Awards and highlights
- Grey Cup champion (2024); First-team All-MAC (2020); Second-team All-MAC (2021);
- Stats at Pro Football Reference

= Ralph Holley =

American gridiron football player (born 1999)

Ralph Holley (born January 22, 1999) is an American professional football defensive tackle for the Toronto Argonauts of the Canadian Football League (CFL). In 2024, he won the Grey Cup championship with the Argonauts.

==College career==
Holley played college football for the Western Michigan Broncos from 2017 to 2021. He played in 50 games where he had 138 tackles, 45.5 tackles for loss, 20.5 sacks, two forced fumbles, and one fumble recovery.

==Professional career==

Pre-draft measurables
| Height | Weight | Arm length | Hand span | Wingspan | 40-yard dash | 10-yard split | 20-yard split | 20-yard shuttle | Three-cone drill | Vertical jump | Broad jump | Bench press |
| 6 ft 0+3⁄4 in (1.85 m) | 297 lb (135 kg) | 32 in (0.81 m) | 9+1⁄8 in (0.23 m) | 6 ft 5+3⁄8 in (1.97 m) | 4.99 s | 1.73 s | 2.92 s | 4.67 s | 7.53 s | 30.0 in (0.76 m) | 8 ft 10 in (2.69 m) | 24 reps |
All values from Pro Day

===Philadelphia Stars===
After going unsigned in the National Football League following the 2022 NFL draft, Holley played for the Philadelphia Stars in 2023 where he played in three games and recorded three tackles.

===Toronto Argonauts (first stint)===
On October 22, 2023, it was announced that Holley had signed with the Toronto Argonauts. He didn't dress for a game in 2023, but was retained for the following season. At the conclusion of training camp in 2024, Holley accepted a practice roster position, but soon after made his CFL debut in the team's second game of the season on June 22, 2024, against the Edmonton Elks where he had one defensive tackle.

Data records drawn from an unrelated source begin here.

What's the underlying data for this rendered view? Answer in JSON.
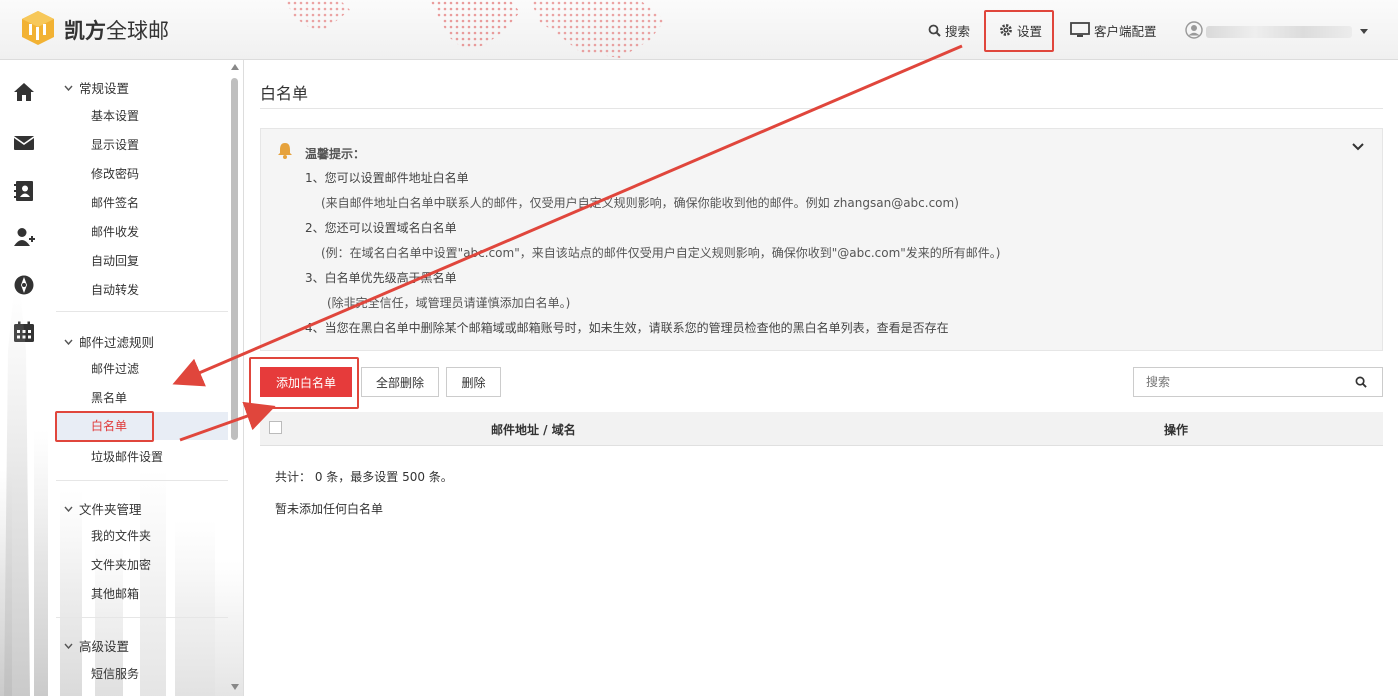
{
  "app": {
    "brand_bold": "凯方",
    "brand_rest": "全球邮"
  },
  "header": {
    "search_label": "搜索",
    "settings_label": "设置",
    "client_config_label": "客户端配置"
  },
  "sidebar": {
    "groups": [
      {
        "label": "常规设置",
        "items": [
          "基本设置",
          "显示设置",
          "修改密码",
          "邮件签名",
          "邮件收发",
          "自动回复",
          "自动转发"
        ]
      },
      {
        "label": "邮件过滤规则",
        "items": [
          "邮件过滤",
          "黑名单",
          "白名单",
          "垃圾邮件设置"
        ]
      },
      {
        "label": "文件夹管理",
        "items": [
          "我的文件夹",
          "文件夹加密",
          "其他邮箱"
        ]
      },
      {
        "label": "高级设置",
        "items": [
          "短信服务"
        ]
      }
    ],
    "active_item": "白名单"
  },
  "main": {
    "title": "白名单",
    "tips": {
      "title": "温馨提示：",
      "lines": [
        "1、您可以设置邮件地址白名单",
        "(来自邮件地址白名单中联系人的邮件，仅受用户自定义规则影响，确保你能收到他的邮件。例如 zhangsan@abc.com)",
        "2、您还可以设置域名白名单",
        "(例：在域名白名单中设置\"abc.com\"，来自该站点的邮件仅受用户自定义规则影响，确保你收到\"@abc.com\"发来的所有邮件。)",
        "3、白名单优先级高于黑名单",
        "(除非完全信任，域管理员请谨慎添加白名单。)",
        "4、当您在黑白名单中删除某个邮箱域或邮箱账号时，如未生效，请联系您的管理员检查他的黑白名单列表，查看是否存在"
      ]
    },
    "buttons": {
      "add": "添加白名单",
      "delete_all": "全部删除",
      "delete": "删除"
    },
    "search_placeholder": "搜索",
    "table": {
      "col_address": "邮件地址 / 域名",
      "col_action": "操作"
    },
    "summary": "共计： 0 条，最多设置 500 条。",
    "empty_text": "暂未添加任何白名单"
  },
  "colors": {
    "accent": "#e63b3b",
    "annotation": "#e0463c",
    "active_bg": "#e8edf5"
  },
  "icons": [
    "home-icon",
    "mail-icon",
    "contacts-icon",
    "add-user-icon",
    "compass-icon",
    "calendar-icon",
    "search-icon",
    "gear-icon",
    "monitor-icon",
    "avatar-icon",
    "bell-icon",
    "chevron-down-icon"
  ]
}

In the 2024 season, Holley played in 16 regular season games, starting in 12, where he had 22 defensive tackles, eight sacks, and one forced fumble. He also played and started in all three post-season games, including the 111th Grey Cup where he didn't record a statistic, but shared in the Argonauts' 41–24 victory over the Winnipeg Blue Bombers.

===Cleveland Browns===
On January 13, 2025, Holley signed with the Cleveland Browns of the National Football League. He was waived by the Browns on August 24. On August 27, Holley was signed to the practice squad. He was released on September 16.

===Toronto Argonauts (second stint)===
Holley signed with the Argonauts again on November 21, 2025.

==Personal life==
Holley was born to parents Melonee and Ralph Holley.